A number of observations have been made on 5- to 6-month old wether Hampshire heep undergoing uninterrupted growth (36·2% gain in shrunk wool-free live weight over 58 days), undernutrition (a 21·7% fall in body weight over 27 days) and then followed by compensatory growth (a gain of 62·2% in live weight over 52 days).
Sheep being underfed had increased, and compensating sheep had decreased, apparent digestibility coefficients of feed dry matter compared to control sheep. Sheep undergoing compensatory growth drank more water, ingested more food per unit body weight, laid down less body fat, more protein and retained more water in their bodies than did control sheep. Tritiated water allowed estimation of total body water with an accuracy comparable to other reports in the literature.
Changes in the weight and in RNA-P and DNA-P content of anterior pituitary, thyroid and adrenal glands were measured.
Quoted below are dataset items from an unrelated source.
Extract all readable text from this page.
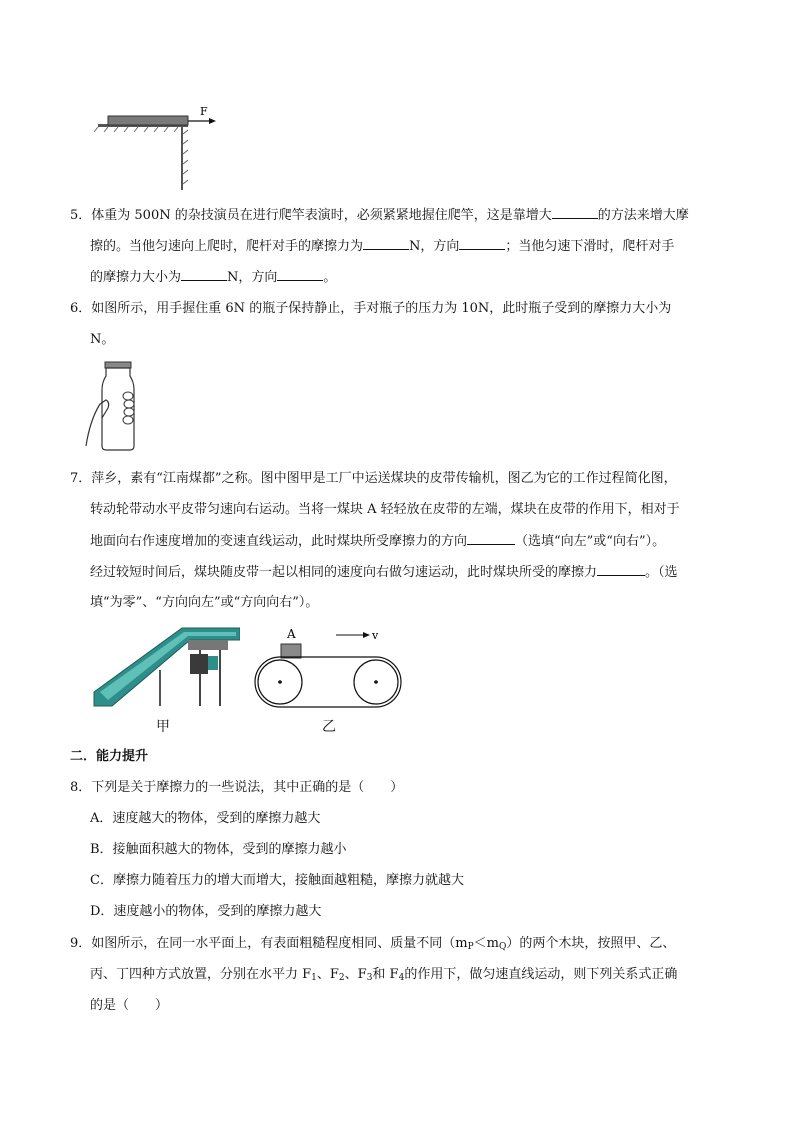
F
5．体重为 500N 的杂技演员在进行爬竿表演时，必须紧紧地握住爬竿，这是靠增大	的方法来增大摩
擦的。当他匀速向上爬时，爬杆对手的摩擦力为	N，方向	；当他匀速下滑时，爬杆对手
的摩擦力大小为	N，方向	。
6．如图所示，用手握住重 6N 的瓶子保持静止，手对瓶子的压力为 10N，此时瓶子受到的摩擦力大小为
N。
7．萍乡，素有“江南煤都”之称。图中图甲是工厂中运送煤块的皮带传输机，图乙为它的工作过程简化图，
转动轮带动水平皮带匀速向右运动。当将一煤块 A 轻轻放在皮带的左端，煤块在皮带的作用下，相对于
地面向右作速度增加的变速直线运动，此时煤块所受摩擦力的方向	（选填“向左”或“向右”）。
经过较短时间后，煤块随皮带一起以相同的速度向右做匀速运动，此时煤块所受的摩擦力	。（选
填“为零”、“方向向左”或“方向向右”）。
甲
A	v
乙
二．能力提升
8．下列是关于摩擦力的一些说法，其中正确的是（　　）
A．速度越大的物体，受到的摩擦力越大
B．接触面积越大的物体，受到的摩擦力越小
C．摩擦力随着压力的增大而增大，接触面越粗糙，摩擦力就越大
D．速度越小的物体，受到的摩擦力越大
9．如图所示，在同一水平面上，有表面粗糙程度相同、质量不同$(m_P<m_Q)$的两个木块，按照甲、乙、
丙、丁四种方式放置，分别在水平力 $F_1$、$F_2$、$F_3$和 $F_4$的作用下，做匀速直线运动，则下列关系式正确
的是（　　）
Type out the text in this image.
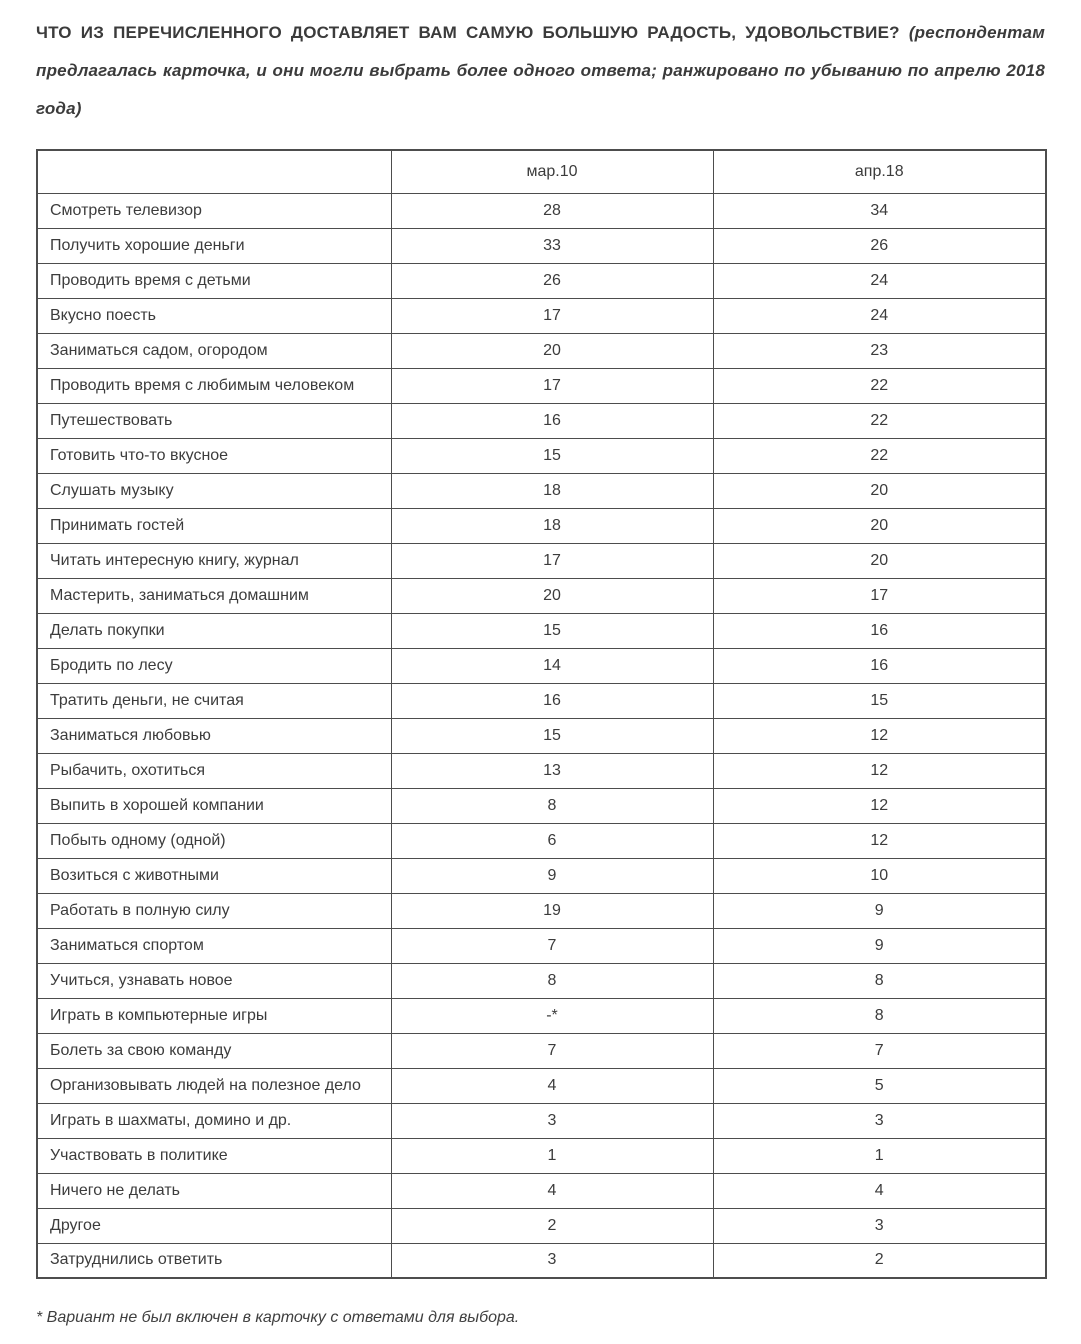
ЧТО ИЗ ПЕРЕЧИСЛЕННОГО ДОСТАВЛЯЕТ ВАМ САМУЮ БОЛЬШУЮ РАДОСТЬ, УДОВОЛЬСТВИЕ? (респондентам предлагалась карточка, и они могли выбрать более одного ответа; ранжировано по убыванию по апрелю 2018 года)

	мар.10	апр.18
Смотреть телевизор	28	34
Получить хорошие деньги	33	26
Проводить время с детьми	26	24
Вкусно поесть	17	24
Заниматься садом, огородом	20	23
Проводить время с любимым человеком	17	22
Путешествовать	16	22
Готовить что-то вкусное	15	22
Слушать музыку	18	20
Принимать гостей	18	20
Читать интересную книгу, журнал	17	20
Мастерить, заниматься домашним	20	17
Делать покупки	15	16
Бродить по лесу	14	16
Тратить деньги, не считая	16	15
Заниматься любовью	15	12
Рыбачить, охотиться	13	12
Выпить в хорошей компании	8	12
Побыть одному (одной)	6	12
Возиться с животными	9	10
Работать в полную силу	19	9
Заниматься спортом	7	9
Учиться, узнавать новое	8	8
Играть в компьютерные игры	-*	8
Болеть за свою команду	7	7
Организовывать людей на полезное дело	4	5
Играть в шахматы, домино и др.	3	3
Участвовать в политике	1	1
Ничего не делать	4	4
Другое	2	3
Затруднились ответить	3	2

* Вариант не был включен в карточку с ответами для выбора.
Sheep thyroid glands were examined histologically to assess relative TSH outputs and no significant differences detected.
Rat bio-assay of cavernous sinus plasma for somatotrophin and ACTH activity was made on these sheep. Somatotrophin was detected, but experimental groups did not statistically significantly differ in relative potency (TJ.S.P. units/ml fresh plasma). Compensating sheep had. significantly lower plasma somatotrophin potency per unit empty body-weight values than did the underfed sheep.
No ACTH activity was detected in the sheep plasma of the several groups.
During severe undernutrition the anterior pituitary gland decreased in size, but not in cell numbers, and still elaborated somatotrophin. Decrease in body size tends to increase the ratio of circulating somatotrophin per unit body size and thus may facilitate, in a permissive manner, the enhanced growth rate of animals undergoing compensatory growth.
Restitution and gain of body size by compensatory growth is accompanied by hypertrophy of the anterior pituitary gland. This gland, after compensatory growth, showed evidence of enhanced synthesizing capacity.